Ghost Bird exchanged a stare with Grace, who looked away. Control wasn’t prepared to receive this knowledge. It was eating him from the inside out. Maybe something specific would distract him.
“There’s a lot of energy being generated and discharged,” she said. “If the border is a kind of membrane, it could be a case of dumping it somewhere else—think of how things disappear when they come into contact with the border.”
“But they don’t disappear, do they?” Grace said.
“I don’t think so. I think they get sent somewhere.”
“Where?” Control asked.
Ghost Bird shrugged, thinking about the journey into Area X, and the devastation and destruction she had seen. The ruined cities. Was that real? Something that gave them a clue? Or just a delusion?
Membranes and dimensions.
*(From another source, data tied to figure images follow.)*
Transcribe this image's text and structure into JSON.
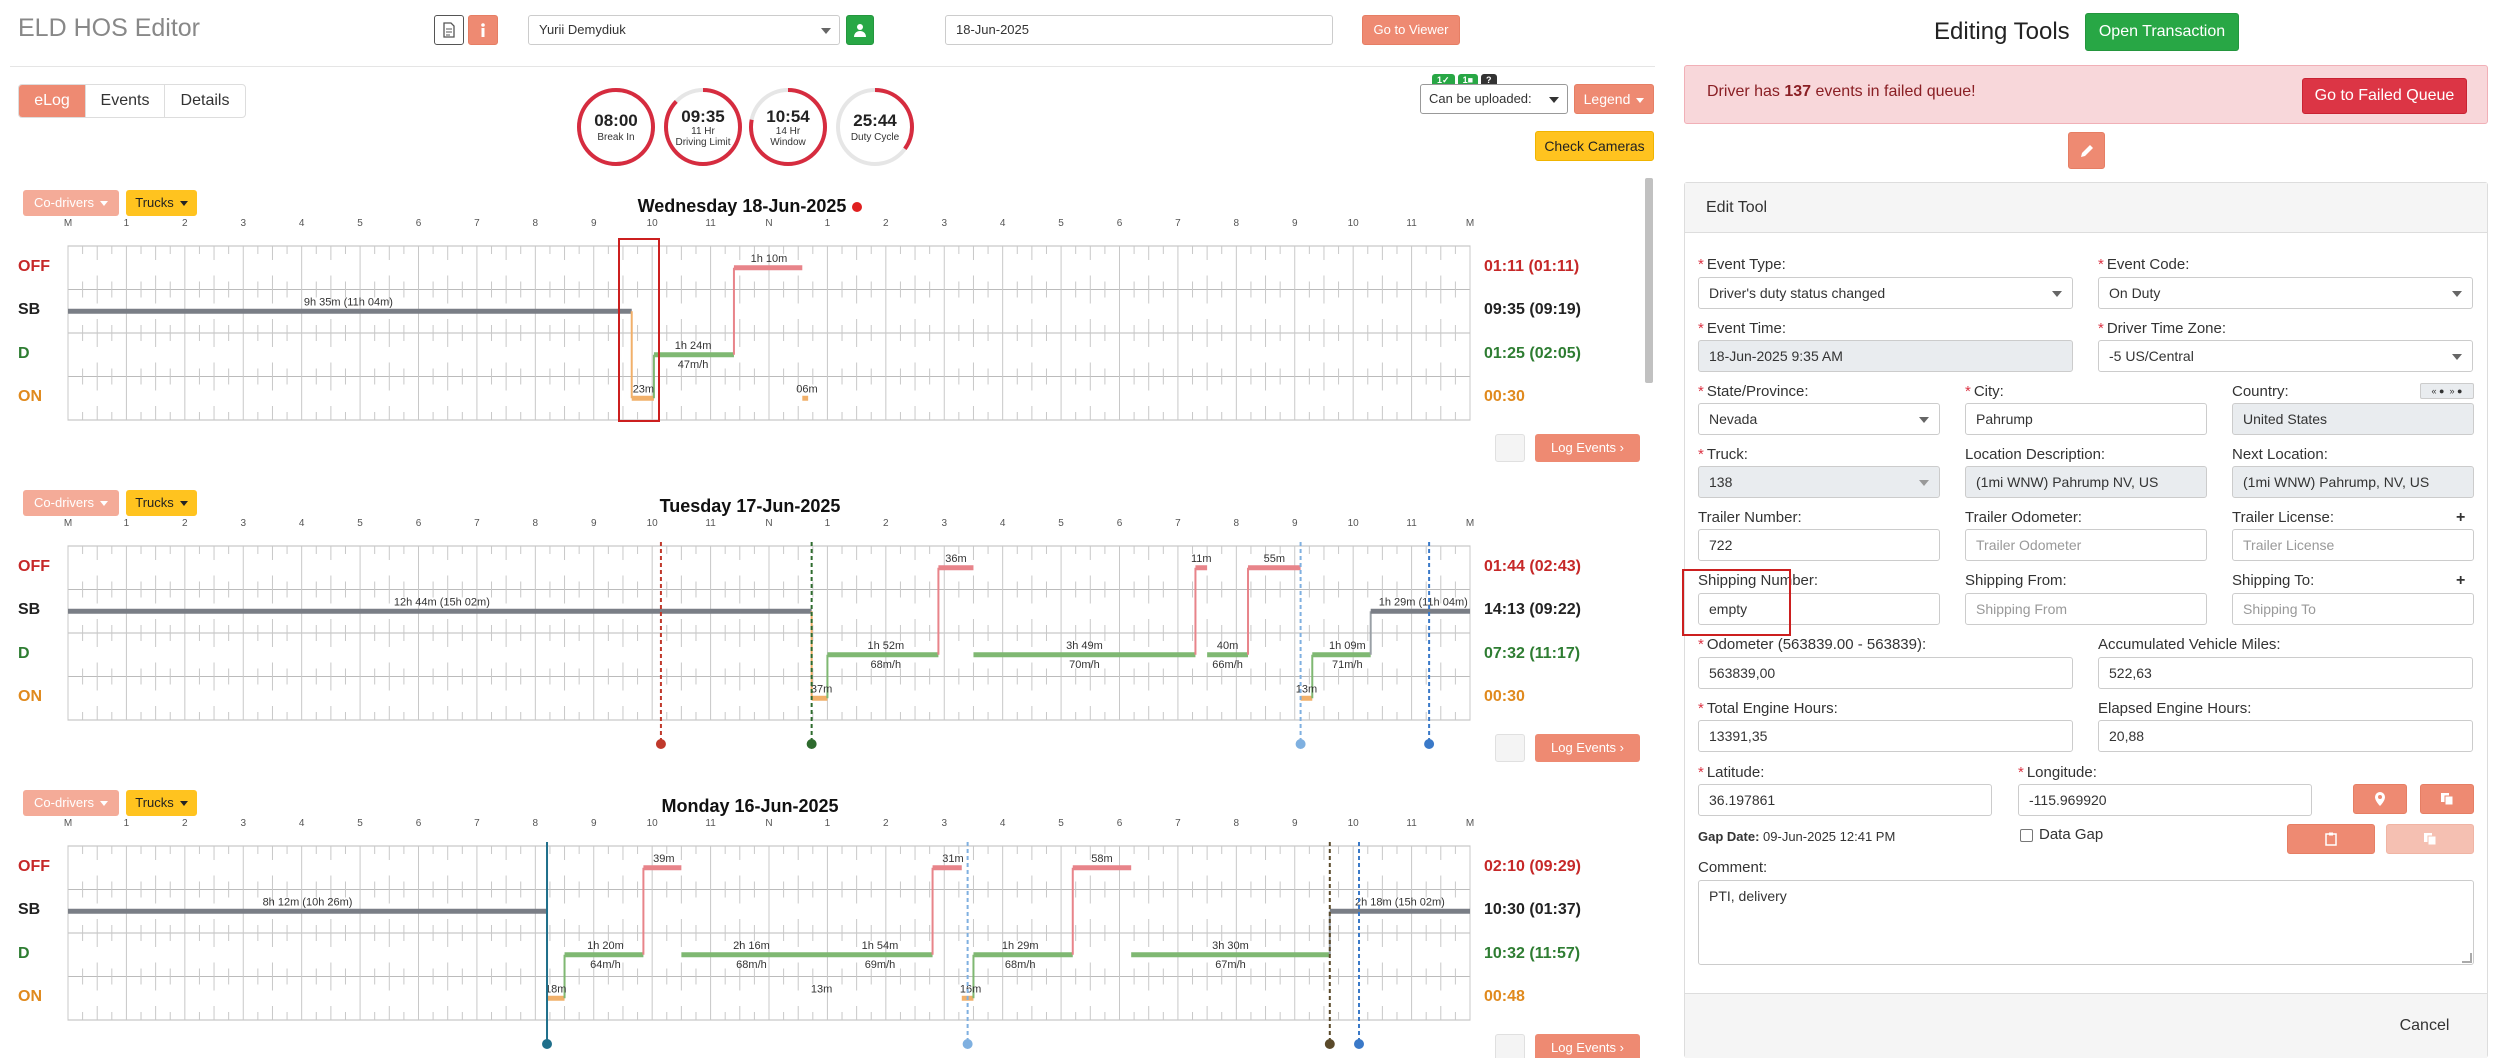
{
  "header": {
    "title": "ELD HOS Editor",
    "driver": "Yurii Demydiuk",
    "date": "18-Jun-2025",
    "go_viewer": "Go to Viewer"
  },
  "tabs": [
    "eLog",
    "Events",
    "Details"
  ],
  "gauges": [
    {
      "time": "08:00",
      "line1": "Break In",
      "line2": "",
      "fraction": 1.0
    },
    {
      "time": "09:35",
      "line1": "11 Hr",
      "line2": "Driving Limit",
      "fraction": 0.87
    },
    {
      "time": "10:54",
      "line1": "14 Hr",
      "line2": "Window",
      "fraction": 0.78
    },
    {
      "time": "25:44",
      "line1": "Duty Cycle",
      "line2": "",
      "fraction": 0.35
    }
  ],
  "status_badges": [
    "1",
    "1",
    "?"
  ],
  "upload_select": "Can be uploaded:",
  "legend_btn": "Legend",
  "check_cameras": "Check Cameras",
  "codrivers_btn": "Co-drivers",
  "trucks_btn": "Trucks",
  "log_events_btn": "Log Events",
  "rows": [
    "OFF",
    "SB",
    "D",
    "ON"
  ],
  "hour_labels": [
    "M",
    "1",
    "2",
    "3",
    "4",
    "5",
    "6",
    "7",
    "8",
    "9",
    "10",
    "11",
    "N",
    "1",
    "2",
    "3",
    "4",
    "5",
    "6",
    "7",
    "8",
    "9",
    "10",
    "11",
    "M"
  ],
  "days": [
    {
      "title": "Wednesday 18-Jun-2025",
      "totals": [
        "01:11 (01:11)",
        "09:35 (09:19)",
        "01:25 (02:05)",
        "00:30"
      ],
      "segments": [
        [
          1,
          0,
          9.65
        ],
        [
          3,
          9.65,
          10.03
        ],
        [
          2,
          10.03,
          11.4
        ],
        [
          0,
          11.4,
          12.57
        ],
        [
          3,
          12.57,
          12.67
        ]
      ],
      "labels": [
        {
          "text": "9h 35m (11h 04m)",
          "x": 4.8,
          "row": 1
        },
        {
          "text": "23m",
          "x": 9.85,
          "row": 3
        },
        {
          "text": "1h 24m",
          "x": 10.7,
          "row": 2
        },
        {
          "text": "47m/h",
          "x": 10.7,
          "row": 2.5
        },
        {
          "text": "1h 10m",
          "x": 12.0,
          "row": 0
        },
        {
          "text": "06m",
          "x": 12.65,
          "row": 3
        }
      ],
      "markers": []
    },
    {
      "title": "Tuesday 17-Jun-2025",
      "totals": [
        "01:44 (02:43)",
        "14:13 (09:22)",
        "07:32 (11:17)",
        "00:30"
      ],
      "segments": [
        [
          1,
          0,
          12.73
        ],
        [
          3,
          12.73,
          13.0
        ],
        [
          2,
          13.0,
          14.9
        ],
        [
          0,
          14.9,
          15.5
        ],
        [
          2,
          15.5,
          19.3
        ],
        [
          0,
          19.3,
          19.5
        ],
        [
          2,
          19.5,
          20.2
        ],
        [
          0,
          20.2,
          21.1
        ],
        [
          3,
          21.1,
          21.3
        ],
        [
          2,
          21.3,
          22.3
        ],
        [
          1,
          22.3,
          24
        ]
      ],
      "labels": [
        {
          "text": "12h 44m (15h 02m)",
          "x": 6.4,
          "row": 1
        },
        {
          "text": "37m",
          "x": 12.9,
          "row": 3
        },
        {
          "text": "1h 52m",
          "x": 14.0,
          "row": 2
        },
        {
          "text": "68m/h",
          "x": 14.0,
          "row": 2.5
        },
        {
          "text": "36m",
          "x": 15.2,
          "row": 0
        },
        {
          "text": "3h 49m",
          "x": 17.4,
          "row": 2
        },
        {
          "text": "70m/h",
          "x": 17.4,
          "row": 2.5
        },
        {
          "text": "11m",
          "x": 19.4,
          "row": 0
        },
        {
          "text": "40m",
          "x": 19.85,
          "row": 2
        },
        {
          "text": "66m/h",
          "x": 19.85,
          "row": 2.5
        },
        {
          "text": "55m",
          "x": 20.65,
          "row": 0
        },
        {
          "text": "13m",
          "x": 21.2,
          "row": 3
        },
        {
          "text": "1h 09m",
          "x": 21.9,
          "row": 2
        },
        {
          "text": "71m/h",
          "x": 21.9,
          "row": 2.5
        },
        {
          "text": "1h 29m (11h 04m)",
          "x": 23.2,
          "row": 1
        }
      ],
      "markers": [
        {
          "h": 10.15,
          "color": "#c0392b",
          "style": "dash"
        },
        {
          "h": 12.73,
          "color": "#2e6b2e",
          "style": "dash"
        },
        {
          "h": 21.1,
          "color": "#7fb0e0",
          "style": "dash"
        },
        {
          "h": 23.3,
          "color": "#3a79c8",
          "style": "dash"
        }
      ]
    },
    {
      "title": "Monday 16-Jun-2025",
      "totals": [
        "02:10 (09:29)",
        "10:30 (01:37)",
        "10:32 (11:57)",
        "00:48"
      ],
      "segments": [
        [
          1,
          0,
          8.2
        ],
        [
          3,
          8.2,
          8.5
        ],
        [
          2,
          8.5,
          9.85
        ],
        [
          0,
          9.85,
          10.5
        ],
        [
          2,
          10.5,
          14.8
        ],
        [
          0,
          14.8,
          15.3
        ],
        [
          3,
          15.3,
          15.5
        ],
        [
          2,
          15.5,
          17.2
        ],
        [
          0,
          17.2,
          18.2
        ],
        [
          2,
          18.2,
          21.6
        ],
        [
          1,
          21.6,
          24
        ]
      ],
      "labels": [
        {
          "text": "8h 12m (10h 26m)",
          "x": 4.1,
          "row": 1
        },
        {
          "text": "18m",
          "x": 8.35,
          "row": 3
        },
        {
          "text": "1h 20m",
          "x": 9.2,
          "row": 2
        },
        {
          "text": "64m/h",
          "x": 9.2,
          "row": 2.5
        },
        {
          "text": "39m",
          "x": 10.2,
          "row": 0
        },
        {
          "text": "2h 16m",
          "x": 11.7,
          "row": 2
        },
        {
          "text": "68m/h",
          "x": 11.7,
          "row": 2.5
        },
        {
          "text": "13m",
          "x": 12.9,
          "row": 3
        },
        {
          "text": "1h 54m",
          "x": 13.9,
          "row": 2
        },
        {
          "text": "69m/h",
          "x": 13.9,
          "row": 2.5
        },
        {
          "text": "31m",
          "x": 15.15,
          "row": 0
        },
        {
          "text": "16m",
          "x": 15.45,
          "row": 3
        },
        {
          "text": "1h 29m",
          "x": 16.3,
          "row": 2
        },
        {
          "text": "68m/h",
          "x": 16.3,
          "row": 2.5
        },
        {
          "text": "58m",
          "x": 17.7,
          "row": 0
        },
        {
          "text": "3h 30m",
          "x": 19.9,
          "row": 2
        },
        {
          "text": "67m/h",
          "x": 19.9,
          "row": 2.5
        },
        {
          "text": "2h 18m (15h 02m)",
          "x": 22.8,
          "row": 1
        }
      ],
      "markers": [
        {
          "h": 8.2,
          "color": "#1f6f8b",
          "style": "solid"
        },
        {
          "h": 15.4,
          "color": "#7fb0e0",
          "style": "dash"
        },
        {
          "h": 21.6,
          "color": "#5a4a2a",
          "style": "dash"
        },
        {
          "h": 22.1,
          "color": "#3a79c8",
          "style": "dash"
        }
      ]
    }
  ],
  "right": {
    "title": "Editing Tools",
    "open_tx": "Open Transaction",
    "alert_pre": "Driver has ",
    "alert_count": "137",
    "alert_post": " events in failed queue!",
    "failed_btn": "Go to Failed Queue",
    "edit_tool": "Edit Tool",
    "fields": {
      "event_type_label": "Event Type:",
      "event_type": "Driver's duty status changed",
      "event_code_label": "Event Code:",
      "event_code": "On Duty",
      "event_time_label": "Event Time:",
      "event_time": "18-Jun-2025 9:35 AM",
      "tz_label": "Driver Time Zone:",
      "tz": "-5 US/Central",
      "state_label": "State/Province:",
      "state": "Nevada",
      "city_label": "City:",
      "city": "Pahrump",
      "country_label": "Country:",
      "country": "United States",
      "truck_label": "Truck:",
      "truck": "138",
      "locdesc_label": "Location Description:",
      "locdesc": "(1mi WNW) Pahrump NV, US",
      "nextloc_label": "Next Location:",
      "nextloc": "(1mi WNW) Pahrump, NV, US",
      "trailer_label": "Trailer Number:",
      "trailer": "722",
      "trailer_odo_label": "Trailer Odometer:",
      "trailer_odo_ph": "Trailer Odometer",
      "trailer_lic_label": "Trailer License:",
      "trailer_lic_ph": "Trailer License",
      "ship_num_label": "Shipping Number:",
      "ship_num": "empty",
      "ship_from_label": "Shipping From:",
      "ship_from_ph": "Shipping From",
      "ship_to_label": "Shipping To:",
      "ship_to_ph": "Shipping To",
      "odo_label": "Odometer (563839.00 - 563839):",
      "odo": "563839,00",
      "acc_miles_label": "Accumulated Vehicle Miles:",
      "acc_miles": "522,63",
      "eng_hours_label": "Total Engine Hours:",
      "eng_hours": "13391,35",
      "elapsed_label": "Elapsed Engine Hours:",
      "elapsed": "20,88",
      "lat_label": "Latitude:",
      "lat": "36.197861",
      "lon_label": "Longitude:",
      "lon": "-115.969920",
      "gap_label": "Gap Date:",
      "gap": "09-Jun-2025 12:41 PM",
      "data_gap": "Data Gap",
      "comment_label": "Comment:",
      "comment": "PTI, delivery"
    },
    "cancel": "Cancel"
  },
  "colors": {
    "off": "#c62828",
    "sb": "#222",
    "d": "#2e7d32",
    "on": "#e08a1e",
    "accent": "#ee8a72"
  }
}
Limitless amounts of space. Limitless amounts of energy. Effortless manipulation of molecules. Continual attempts to transform the human into the non-human. The ability to move an entire biosphere to another place. Right now, if the outside world existed, it would still be sending radio-wave messages into space and monitoring radio-wave frequencies to seek out other intelligent life in the universe. But Ghost Bird didn’t think those messages were being received. Another way people were bound by their own view of consciousness. What if an infection was a message, a brightness a kind of symphony? As a defense? An odd form of communication? If so, the message had not been received, would probably never be received, the message buried in the transformation itself. Having to reach for such banal answers because of a lack of imagination, because human beings couldn’t even put themselves in the mind of a cormorant or an owl or a whale or a bumblebee.